We don’t have a vegetable patch in our garden, but we do have a number of pots which we use to grow various things that we like to eat. Taste is not the only criteria for growing things though, we only grow stuff which doesn’t require too much attention, we also like things that produce results quickly.
Over the last few days we have started to eat some of the things that we have grown.
On Sunday we had a first carrots, thinned out little ones which were really tasty. The carrots were followed by wonderfully tasty strawberries.
Last night we had lettuce and rocket, along with new potato seasoned with fresh mint.
These all tasted infinitely better than anything we have bought in a shop. Whether an independent taste test would confirm this; I don’t know. If beauty is in the eye of the beholder, taste is definitely in the mouth of the grower. I grew them, and to me they taste fabulous.
We still have beans, peas, courgette, tomatoes and sweet corn to look forward too, as well as more lettuce, rocket, strawberries and carrots – delicious, perhaps not all in the same dish though.
I don’t really see myself as the grower though – I just planted them and gave them the occasional watering.

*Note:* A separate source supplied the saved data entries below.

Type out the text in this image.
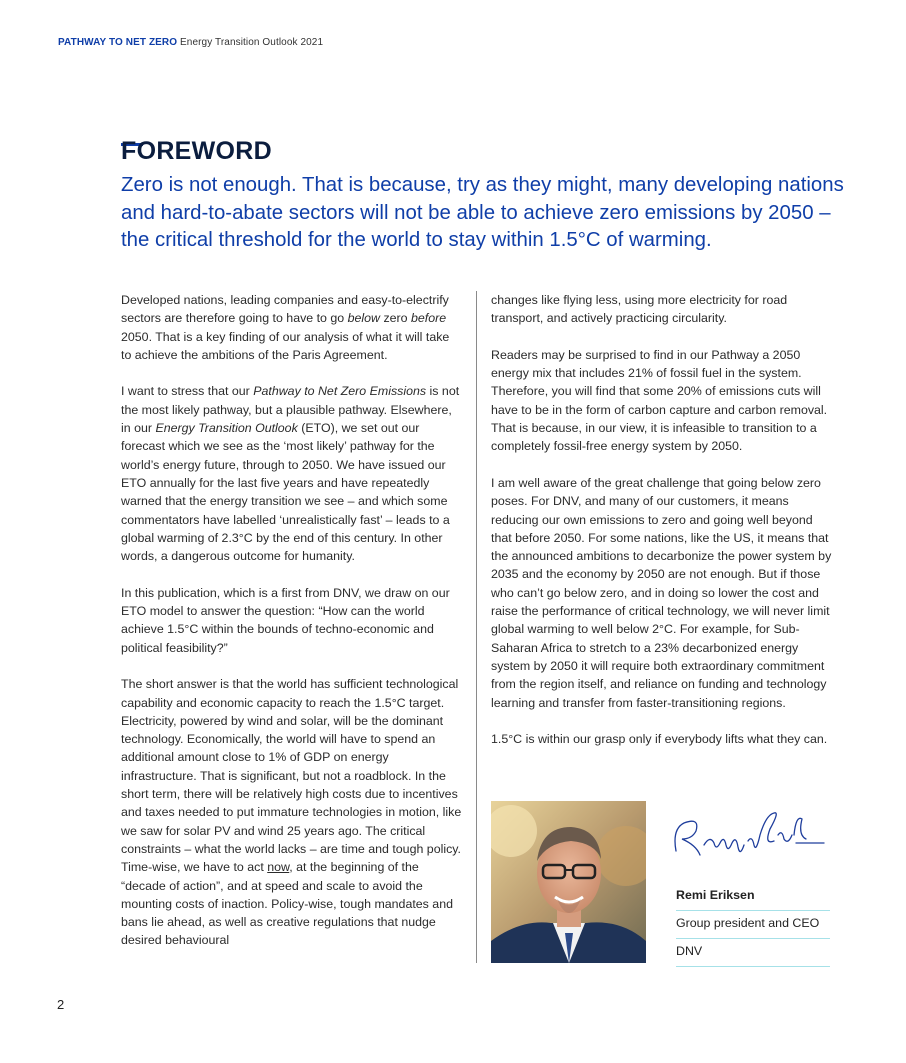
PATHWAY TO NET ZERO Energy Transition Outlook 2021
FOREWORD

Zero is not enough. That is because, try as they might, many developing nations and hard-to-abate sectors will not be able to achieve zero emissions by 2050 – the critical threshold for the world to stay within 1.5°C of warming.

Developed nations, leading companies and easy-to-electrify sectors are therefore going to have to go below zero before 2050. That is a key finding of our analysis of what it will take to achieve the ambitions of the Paris Agreement.

I want to stress that our Pathway to Net Zero Emissions is not the most likely pathway, but a plausible pathway. Elsewhere, in our Energy Transition Outlook (ETO), we set out our forecast which we see as the ‘most likely’ pathway for the world’s energy future, through to 2050. We have issued our ETO annually for the last five years and have repeatedly warned that the energy transition we see – and which some commentators have labelled ‘unrealistically fast’ – leads to a global warming of 2.3°C by the end of this century. In other words, a dangerous outcome for humanity.

In this publication, which is a first from DNV, we draw on our ETO model to answer the question: “How can the world achieve 1.5°C within the bounds of techno-economic and political feasibility?”

The short answer is that the world has sufficient technological capability and economic capacity to reach the 1.5°C target. Electricity, powered by wind and solar, will be the dominant technology. Economically, the world will have to spend an additional amount close to 1% of GDP on energy infrastructure. That is significant, but not a roadblock. In the short term, there will be relatively high costs due to incentives and taxes needed to put immature technologies in motion, like we saw for solar PV and wind 25 years ago. The critical constraints – what the world lacks – are time and tough policy. Time-wise, we have to act now, at the beginning of the “decade of action”, and at speed and scale to avoid the mounting costs of inaction. Policy-wise, tough mandates and bans lie ahead, as well as creative regulations that nudge desired behavioural

changes like flying less, using more electricity for road transport, and actively practicing circularity.

Readers may be surprised to find in our Pathway a 2050 energy mix that includes 21% of fossil fuel in the system. Therefore, you will find that some 20% of emissions cuts will have to be in the form of carbon capture and carbon removal. That is because, in our view, it is infeasible to transition to a completely fossil-free energy system by 2050.

I am well aware of the great challenge that going below zero poses. For DNV, and many of our customers, it means reducing our own emissions to zero and going well beyond that before 2050. For some nations, like the US, it means that the announced ambitions to decarbonize the power system by 2035 and the economy by 2050 are not enough. But if those who can’t go below zero, and in doing so lower the cost and raise the performance of critical technology, we will never limit global warming to well below 2°C. For example, for Sub-Saharan Africa to stretch to a 23% decarbonized energy system by 2050 it will require both extraordinary commitment from the region itself, and reliance on funding and technology learning and transfer from faster-transitioning regions.

1.5°C is within our grasp only if everybody lifts what they can.

Remi Eriksen
Group president and CEO
DNV
2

Jesus told a number of parables about crops and harvesting. It’s not surprising really, he was talking to a rural community. One of the famous ones is this one:
“What do you make of this? A farmer planted seed. As he scattered the seed, some of it fell on the road, and birds ate it. Some fell in the gravel; it sprouted quickly but didn’t put down roots, so when the sun came up it withered just as quickly. Some fell in the weeds; as it came up, it was strangled by the weeds. Some fell on good earth, and produced a harvest beyond his wildest dreams.”
Another translation goes like this:
“A farmer went out to plant some seed. As he scattered it across his field, some seeds fell on a footpath, and the birds came and ate them. Other seeds fell on shallow soil with underlying rock. The plants sprang up quickly, but they soon wilted beneath the hot sun and died because the roots had no nourishment in the shallow soil. Other seeds fell among thorns that shot up and choked out the tender blades. But some seeds fell on fertile soil and produced a crop that was thirty, sixty, and even a hundred times as much as had been planted.”
That’s an interesting story, but then Jesus goes on to say these words:
“Anyone who is willing to hear should listen and understand!”
Understand what? Hear what? Why was he talking in parables anyway? These were exactly the stories the disciples asked. If you read the rest of the chapter Jesus goes on to explain why he uses parables and the meaning of this particular parable. I’m not going to go over His explanation other than to say:
“The seed cast on good earth is the person who hears and takes in the News, and then produces a harvest beyond his wildest dreams.”